I have a double integral I am wishing to solve for finding the strength of the van der Waals potential at some distance from a surface. I haven't done any integration in many many years now so I am feeling a bit stupid and stuck on how to actually go about it. The integral specifics aren't important but it is as follows:
$V(r)=\frac{\hbar}{4\pi^3\epsilon_0}\sum_{-\infty}^{\infty}\int_0^\infty dk\left[k^2K_n^{'2}(kr) + (k^2 + n^2/r^2)K_n^2(kr)\right]\times\int_0^\infty d\xi\alpha(i\xi)G_n(i\xi)$
where
$G_n(\omega) = \frac{[\epsilon(\omega)-\epsilon_0]I_n(ka)I_n^{'}(ka)}{\epsilon_0I_n(ka)K_n^{'}(ka) - \epsilon(\omega)I_n^{'}(ka)K_n(ka)}$.

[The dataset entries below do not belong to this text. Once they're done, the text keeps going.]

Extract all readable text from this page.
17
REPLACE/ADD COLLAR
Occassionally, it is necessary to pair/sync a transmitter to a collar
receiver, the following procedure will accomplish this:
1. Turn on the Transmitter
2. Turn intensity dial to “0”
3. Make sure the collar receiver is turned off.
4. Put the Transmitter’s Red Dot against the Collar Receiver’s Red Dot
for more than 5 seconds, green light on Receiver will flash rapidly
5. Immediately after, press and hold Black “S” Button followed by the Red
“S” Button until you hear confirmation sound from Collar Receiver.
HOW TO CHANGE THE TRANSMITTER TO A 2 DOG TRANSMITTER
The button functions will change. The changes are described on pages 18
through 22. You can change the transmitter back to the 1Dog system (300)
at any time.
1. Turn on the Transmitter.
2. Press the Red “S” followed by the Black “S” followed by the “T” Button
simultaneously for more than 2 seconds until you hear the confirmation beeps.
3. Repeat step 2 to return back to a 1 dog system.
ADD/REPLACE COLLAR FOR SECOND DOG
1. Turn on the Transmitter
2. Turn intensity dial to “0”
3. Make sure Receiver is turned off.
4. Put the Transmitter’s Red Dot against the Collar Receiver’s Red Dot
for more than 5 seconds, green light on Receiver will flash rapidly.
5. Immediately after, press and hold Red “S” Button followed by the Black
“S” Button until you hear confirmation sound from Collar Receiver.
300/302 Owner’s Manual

$I$ and $K$ are the Bessel functions.
My question is how can I do this integral if $G_n$ also depends on $k$? I thought maybe doing it as a double integral but it seems to me that the order it is integrated in matters, that I need to do the second integral first? Am I wrong here and can it be integrated just using the usual method for double integration?
Thanks in advance.